Surface dynamics of mGlu5 receptors in a mouse model of fragile X syndrome

Altered metabotropic glutamate receptor subunit 5 (mGluR5) function is strongly implicated in the pathophysiology of Fragile X Syndrome (FXS), a leading inherited cause of intellectual disability and autism. The precise mechanisms underlying the defective mGluR5 signalling are not known and despite the prominent role of mGluR5 in the regulation of synaptic plasticity and cognitive functions very little is known about its trafficking and dynamics at the synapse. Previously, we have shown that in the animal model of FXS, the Fmr1 knockout (Fmr1 KO) mouse, mGluR5 is less associated with Homer proteins, which are post-synaptic density (PSD) partners of mGluR5. In this study we asked now the question what the consequence of this disrupted mGluR5/Homer crosslink is for the surface expression and spine membrane trafficking of these receptors. To achieve this we used a powerful combination of novel live-cell single molecule tracking together with immunocytochemical and biotinylation approaches in cultured hippocampal neurons from Fmr1 KO and littermate wild-type (WT) control mice. We show that the lateral mobility of mGluR5 is increased within the synapse but not at the extrasynaptic sites in neurons of Fmr1 KO mice as compared to WT mice. In agreement with our prediction, disrupting the mGluR5/Homer crosslink in WT mice with a specific peptide mimics the Fmr1KO phenotype by inducing a similar rate of mGluR5 surface diffusion.
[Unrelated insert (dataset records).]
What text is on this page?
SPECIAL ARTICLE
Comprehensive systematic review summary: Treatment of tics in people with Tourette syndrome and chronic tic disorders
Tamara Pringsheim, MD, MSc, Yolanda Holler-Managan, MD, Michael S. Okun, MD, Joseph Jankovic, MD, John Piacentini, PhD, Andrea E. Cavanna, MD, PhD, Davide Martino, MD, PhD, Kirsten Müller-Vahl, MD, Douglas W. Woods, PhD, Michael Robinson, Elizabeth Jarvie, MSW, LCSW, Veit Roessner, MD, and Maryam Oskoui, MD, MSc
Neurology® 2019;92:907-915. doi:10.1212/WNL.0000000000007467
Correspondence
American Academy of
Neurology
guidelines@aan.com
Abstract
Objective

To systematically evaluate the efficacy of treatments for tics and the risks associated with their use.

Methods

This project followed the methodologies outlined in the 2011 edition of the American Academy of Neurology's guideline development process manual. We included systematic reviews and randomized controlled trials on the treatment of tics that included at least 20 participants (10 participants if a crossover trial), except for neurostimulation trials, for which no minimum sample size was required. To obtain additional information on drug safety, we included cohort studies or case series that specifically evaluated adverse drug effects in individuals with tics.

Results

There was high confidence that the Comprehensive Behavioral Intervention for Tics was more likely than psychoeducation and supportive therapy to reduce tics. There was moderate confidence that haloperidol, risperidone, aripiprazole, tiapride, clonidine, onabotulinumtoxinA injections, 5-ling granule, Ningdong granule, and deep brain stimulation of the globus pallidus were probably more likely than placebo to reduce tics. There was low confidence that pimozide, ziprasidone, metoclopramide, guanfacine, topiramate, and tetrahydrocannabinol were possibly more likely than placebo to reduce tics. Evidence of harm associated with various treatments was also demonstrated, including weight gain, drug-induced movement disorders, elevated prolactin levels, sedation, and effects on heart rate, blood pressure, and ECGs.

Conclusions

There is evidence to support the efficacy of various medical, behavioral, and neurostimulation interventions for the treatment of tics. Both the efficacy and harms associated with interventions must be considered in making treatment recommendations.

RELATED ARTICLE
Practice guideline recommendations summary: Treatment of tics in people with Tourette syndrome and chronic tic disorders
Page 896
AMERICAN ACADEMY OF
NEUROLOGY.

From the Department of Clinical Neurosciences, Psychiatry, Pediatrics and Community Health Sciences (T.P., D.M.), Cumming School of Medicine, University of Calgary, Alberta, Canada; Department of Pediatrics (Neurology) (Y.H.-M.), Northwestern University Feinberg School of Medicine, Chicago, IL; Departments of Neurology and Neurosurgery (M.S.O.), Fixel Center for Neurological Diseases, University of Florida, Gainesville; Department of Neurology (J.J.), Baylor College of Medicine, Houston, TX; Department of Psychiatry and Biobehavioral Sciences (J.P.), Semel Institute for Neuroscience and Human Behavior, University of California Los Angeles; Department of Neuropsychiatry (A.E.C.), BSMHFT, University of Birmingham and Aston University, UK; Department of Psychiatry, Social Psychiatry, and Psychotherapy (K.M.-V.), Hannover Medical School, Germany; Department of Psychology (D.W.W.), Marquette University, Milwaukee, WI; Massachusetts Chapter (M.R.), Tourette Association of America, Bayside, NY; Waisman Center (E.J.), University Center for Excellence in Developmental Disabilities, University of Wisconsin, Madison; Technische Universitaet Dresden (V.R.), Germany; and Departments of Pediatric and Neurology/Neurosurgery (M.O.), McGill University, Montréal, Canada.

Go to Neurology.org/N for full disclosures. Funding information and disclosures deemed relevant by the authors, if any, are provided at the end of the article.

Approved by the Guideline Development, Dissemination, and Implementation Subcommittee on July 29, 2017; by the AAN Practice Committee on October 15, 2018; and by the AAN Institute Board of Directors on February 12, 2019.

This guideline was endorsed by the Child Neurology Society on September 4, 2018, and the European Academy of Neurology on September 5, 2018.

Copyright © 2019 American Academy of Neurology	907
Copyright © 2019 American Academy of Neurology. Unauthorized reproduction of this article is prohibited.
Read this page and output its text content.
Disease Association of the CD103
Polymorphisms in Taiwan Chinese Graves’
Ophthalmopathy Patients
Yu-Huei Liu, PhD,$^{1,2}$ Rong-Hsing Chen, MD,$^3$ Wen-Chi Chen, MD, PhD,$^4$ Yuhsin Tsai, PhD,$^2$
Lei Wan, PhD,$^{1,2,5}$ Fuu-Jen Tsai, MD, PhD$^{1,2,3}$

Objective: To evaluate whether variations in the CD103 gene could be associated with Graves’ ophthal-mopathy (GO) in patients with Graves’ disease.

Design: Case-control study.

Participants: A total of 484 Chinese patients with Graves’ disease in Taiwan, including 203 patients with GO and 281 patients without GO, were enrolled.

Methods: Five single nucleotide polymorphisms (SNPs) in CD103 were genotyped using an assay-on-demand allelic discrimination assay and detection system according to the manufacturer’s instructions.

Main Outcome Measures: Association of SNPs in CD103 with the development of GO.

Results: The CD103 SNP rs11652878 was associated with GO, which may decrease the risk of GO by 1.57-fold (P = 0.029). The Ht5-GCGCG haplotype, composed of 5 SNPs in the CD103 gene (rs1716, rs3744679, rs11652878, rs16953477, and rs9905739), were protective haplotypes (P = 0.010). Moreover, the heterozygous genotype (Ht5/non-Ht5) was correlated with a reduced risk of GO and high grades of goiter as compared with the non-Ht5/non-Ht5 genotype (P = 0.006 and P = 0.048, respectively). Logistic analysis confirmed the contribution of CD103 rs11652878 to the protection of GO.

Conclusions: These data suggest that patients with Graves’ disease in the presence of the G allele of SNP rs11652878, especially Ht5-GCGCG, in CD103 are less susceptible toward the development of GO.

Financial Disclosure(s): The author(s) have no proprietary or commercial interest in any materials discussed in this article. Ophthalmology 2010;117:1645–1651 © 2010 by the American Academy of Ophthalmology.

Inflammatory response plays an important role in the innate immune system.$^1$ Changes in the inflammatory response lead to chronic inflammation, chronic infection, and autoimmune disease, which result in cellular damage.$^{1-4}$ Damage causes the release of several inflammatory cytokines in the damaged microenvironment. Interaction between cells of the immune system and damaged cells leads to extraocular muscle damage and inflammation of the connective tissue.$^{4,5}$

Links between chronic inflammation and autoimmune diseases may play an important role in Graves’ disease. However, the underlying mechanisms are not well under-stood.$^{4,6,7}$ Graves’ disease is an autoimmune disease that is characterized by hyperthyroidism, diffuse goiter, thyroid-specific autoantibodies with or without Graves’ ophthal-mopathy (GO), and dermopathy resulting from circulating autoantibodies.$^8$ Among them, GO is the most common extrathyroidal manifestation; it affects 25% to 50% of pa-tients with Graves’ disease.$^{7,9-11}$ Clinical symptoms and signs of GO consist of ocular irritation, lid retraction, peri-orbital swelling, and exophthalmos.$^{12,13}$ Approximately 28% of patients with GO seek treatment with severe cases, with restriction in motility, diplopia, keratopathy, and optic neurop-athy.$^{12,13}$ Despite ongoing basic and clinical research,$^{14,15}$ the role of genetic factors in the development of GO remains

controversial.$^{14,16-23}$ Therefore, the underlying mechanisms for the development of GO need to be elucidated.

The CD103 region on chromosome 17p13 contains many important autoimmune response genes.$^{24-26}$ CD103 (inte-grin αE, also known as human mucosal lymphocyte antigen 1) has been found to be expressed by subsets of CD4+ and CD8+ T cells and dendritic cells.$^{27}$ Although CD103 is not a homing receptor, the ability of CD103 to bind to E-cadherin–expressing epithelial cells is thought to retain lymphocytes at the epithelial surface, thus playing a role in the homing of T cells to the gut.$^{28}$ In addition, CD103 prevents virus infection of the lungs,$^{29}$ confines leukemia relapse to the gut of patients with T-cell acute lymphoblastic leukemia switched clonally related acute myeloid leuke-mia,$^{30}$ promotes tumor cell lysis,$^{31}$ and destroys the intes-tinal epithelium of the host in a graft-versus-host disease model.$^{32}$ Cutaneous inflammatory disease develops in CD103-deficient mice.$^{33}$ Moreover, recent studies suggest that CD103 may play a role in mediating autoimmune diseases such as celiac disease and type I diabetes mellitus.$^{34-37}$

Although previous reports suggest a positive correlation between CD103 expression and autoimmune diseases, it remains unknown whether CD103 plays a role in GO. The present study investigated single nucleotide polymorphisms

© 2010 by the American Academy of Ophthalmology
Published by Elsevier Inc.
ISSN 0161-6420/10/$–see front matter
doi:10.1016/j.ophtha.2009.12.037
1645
Despite their increased mobility in Fmr1 KO neurons, mGluR5s seem to be spatially more confined in their exploratory behaviour. This could be due to a steric hindrance within the membrane related to an excessive mGluR5-dependent protein synthesis and thus increased expression of membrane proteins in the disease state. Pre-treatment with the mGluR5 antagonist 2-methyl-6-(phenylethynyl) pyridine (i.e. MPEP) indeed rescues this phenotype to almost WT level. In summary, our findings demonstrate an alteration of the mGluR5 dynamics in the synaptic membrane of Fmr1 KO hippocampal neurons and provide a new cellular mechanism for the mGluR5 dependent patho-physiology in FXS.